Finance ministry has said retail inflation is at its lowest rate in the last eleven months, cautioning that the ongoing geopolitical tensions have the potential to disrupt supply chains and drive up international commodity prices. The ministry said the prices of clothing, footwear, housing, household goods and services, health, education have come down in the last eleven months.
"The inflation trajectory will be influenced by several factors. Government initiatives, including the open market sales, monitoring of stocks, import of pulses, and export restrictions, are expected to help stabilize food prices. The forecast of normal rainfall for the Southwest Monsoon 2024 bodes well for food production and could alleviate price pressure on food items. Ongoing geopolitical tensions could potentially drive up international commodity prices and disrupt supply chains," the ministry said in the monthly economic review for April released today.
The report said the retail inflation in the country has shown signs of moderation on the back of dip in core inflation, and contribution from the fuel and light basket.
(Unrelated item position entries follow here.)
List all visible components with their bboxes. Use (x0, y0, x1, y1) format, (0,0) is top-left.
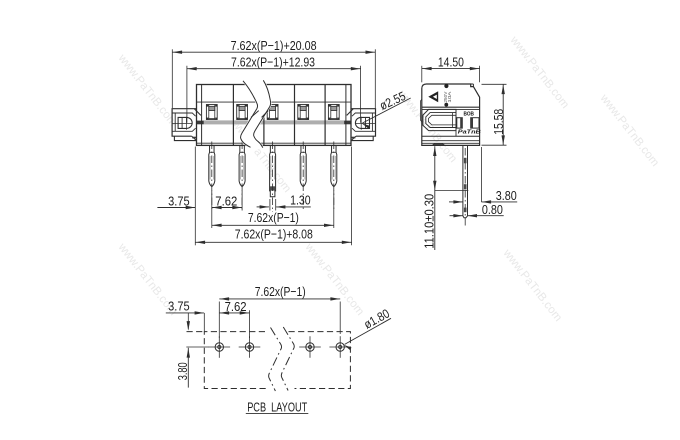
svg-text:15.58: 15.58 (491, 109, 506, 135)
svg-text:7.62x(P−1)+20.08: 7.62x(P−1)+20.08 (231, 38, 317, 53)
svg-text:PaTnB: PaTnB (458, 130, 482, 136)
svg-text:0.80: 0.80 (482, 202, 503, 217)
svg-text:3.80: 3.80 (175, 362, 190, 380)
svg-text:7.62x(P−1): 7.62x(P−1) (255, 284, 306, 299)
svg-text:10A: 10A (447, 90, 452, 102)
svg-text:7.62x(P−1): 7.62x(P−1) (248, 210, 299, 225)
svg-text:PCB LAYOUT: PCB LAYOUT (247, 399, 307, 414)
svg-text:14.50: 14.50 (438, 55, 464, 70)
svg-text:BOB: BOB (463, 111, 474, 117)
svg-text:11.10±0.30: 11.10±0.30 (421, 194, 436, 249)
svg-text:7.62: 7.62 (215, 193, 237, 208)
svg-text:3.75: 3.75 (168, 299, 190, 314)
svg-text:7.62x(P−1)+12.93: 7.62x(P−1)+12.93 (231, 55, 315, 70)
svg-text:3.80: 3.80 (496, 188, 517, 203)
svg-text:1.30: 1.30 (290, 193, 311, 208)
svg-text:7.62x(P−1)+8.08: 7.62x(P−1)+8.08 (235, 227, 313, 242)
"Retail inflation based on consumer price index (CPI) decreased from 4.85% in March 2024 to 4.83% in April 2024, marking it as the lowest rate in the past 11 months. The modest reduction in retail inflation in April 2024 was primarily due to a drop in core inflation (which excludes food, fuel and light), which reached a record low of 3.2%, the lowest since January 2014. The decline in core inflation in April was largely due to reduced inflation rates in various items including clothing, footwear, housing, household goods and services, health, education, recreation, amusement, transport and communication,” the ministry said in the report.
For the eighth month in a row, prices in the fuel and light group remained in the deflationary zone, the ministry said. It may be noted that in March, the government reduced the price of non-subsidised LPG by ₹100 per 14.2 kg cylinder. This price cut had a ripple effect in April too.
Government expects the wheat prices to come down. "Wheat price is expected to cool down by the current wheat procurement. Edible oils prices continued to remain in a deflationary zone. Most of the remaining essential commodities witnessed the softening of price pressures assisted by the slew of administrative measures taken by the government. The inflation trend for milk continued its decline over the past year. Sugar inflation saw a notable drop compared to the trends observed in the previous four months. Further, the sowing of summer crops is progressing favourably," the economic review pointed out.
"As of 10 May 2024, the area sown under the summer crops expanded by 8.9% compared to the corresponding period last year. Crops like rice, Shree anna coarse cereals, pulses and oilseeds contributed to the increased acreage. This would translate into augmented production," it said.